Cert – 18, Run-time – 1 hour 39 minutes, Director – Zach Cregger
After arriving at a double-booked Airbnb Tess (Georgina Campbell) discovers that there’s a lot more to the house than just another renter (Bill Skarsgård).
It’s already been stated in multiple places that it’s perhaps best to go into Barbarian knowing very little. Having seen the trailer you might think that you’ve been shown some of the twists and turns that the film takes, however it turns out that even that shows the relative basics. There’s much more than just a double-booked Airbnb at the heart of this film, and while it certainly provides a fair deal of tension it does lead to a feeling of the film being somewhat overstuffed.
Throughout the course of the main events we primarily follow Tess (Georgina Campbell), turning up to an Airbnb late at night, ready for a job interview in Detroit the next day. However, on finding no key in the lockbox she discovers that someone else is staying in the house having booked on another app. With all hotels in the area seemingly booked up and the surrounding area not being ideal – to say the least – Tess stays the night, with Bill Skarsgård’s Keith taking the couch, at the house hoping to sort things out in the morning. However, after a couple of bumps in the night gradually it’s discovered that there’s a lot being hidden about the house – including an expansive set of underground corridors.
There’s plenty of tension to be found within these confines and the dark, maze-like construction.

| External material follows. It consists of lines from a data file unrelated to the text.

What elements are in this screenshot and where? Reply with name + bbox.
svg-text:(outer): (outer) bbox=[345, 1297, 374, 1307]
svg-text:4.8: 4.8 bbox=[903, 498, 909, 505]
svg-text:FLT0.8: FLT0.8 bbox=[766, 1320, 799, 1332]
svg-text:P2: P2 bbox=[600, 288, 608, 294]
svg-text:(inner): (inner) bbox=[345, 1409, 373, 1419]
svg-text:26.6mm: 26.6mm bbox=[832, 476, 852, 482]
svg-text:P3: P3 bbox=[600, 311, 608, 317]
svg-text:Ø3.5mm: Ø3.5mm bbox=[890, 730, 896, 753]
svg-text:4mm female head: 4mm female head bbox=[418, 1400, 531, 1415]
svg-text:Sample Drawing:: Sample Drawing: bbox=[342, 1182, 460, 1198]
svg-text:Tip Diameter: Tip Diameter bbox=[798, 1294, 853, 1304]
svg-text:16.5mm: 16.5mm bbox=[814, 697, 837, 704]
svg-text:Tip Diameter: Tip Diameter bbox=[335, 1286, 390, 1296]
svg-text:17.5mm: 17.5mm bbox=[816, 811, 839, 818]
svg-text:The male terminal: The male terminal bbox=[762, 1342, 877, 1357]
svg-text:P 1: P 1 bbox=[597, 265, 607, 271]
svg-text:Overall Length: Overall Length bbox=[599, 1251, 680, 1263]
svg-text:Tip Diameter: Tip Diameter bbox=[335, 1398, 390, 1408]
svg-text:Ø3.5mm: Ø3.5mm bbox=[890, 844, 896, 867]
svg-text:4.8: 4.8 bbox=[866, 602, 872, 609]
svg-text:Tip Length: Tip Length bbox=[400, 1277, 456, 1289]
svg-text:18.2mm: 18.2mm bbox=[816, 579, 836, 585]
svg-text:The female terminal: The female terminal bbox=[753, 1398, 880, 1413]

It comes after an already eerie nature to Skarsgård’s performance which has provided much of the build-up to this discovery, as the film clearly knows how it wants to pitch him and doesn’t appear to hide that fact. As we delve further into the setting we begin to see different perspectives which add more detail to the film and house as a whole, each witnessing something new, or simply more of what has come before, particularly when it comes to the core threat at hand. Certain moments which may feel like stupid ideas for some characters feel in context for others, such as Justin Long’s generally undisclosed role measuring the place up in the hope that it could make him some money to pay for upcoming legal bills.
Even with this in mind the moment still manages to build up eventual tension as his character delves deeper and eventually stumbles across the same thing that Tess has discovered. It’s as we learn more about this threat, including seeing more from the aforementioned different perspectives – some focused on more than others which act as brief glimpses to simply provide more detail than properly push things along – that the film begins to dip somewhat. It starts to feel slightly overstuffed and as if seeing more of the threat and learning more about it removes something from the film and what it’s been setting up.
While it’s understandable that there would be a restricting feeling to just having a ‘trapped in the tunnels’ horror for 99 minutes – although such sequences are dealt with rather well and certainly have a good air of tension to them – the extra detail and elements simply detract from the overall effect of the horror. Yes, there are still tense and engaging sequences which hold your engagement with the piece and allow for you to still feel involved with it, simply things feel dampened by just how much is eventually shown and explained instead of leaving an element of mystery and suspense in regards to just what lies in the cramped and littered confines of the tunnels. Barbarian is a generally good film, however it could be a truly great horror if it didn’t explore the source of some of its tension as much as it does throughout its run-time.
It may feel dampened by feeling overstuffed in exploring certain elements of the core threat a bit too much, however there’s still a fair deal of tension to be found within Barbarian as it remains engaging whilst travelling along its course.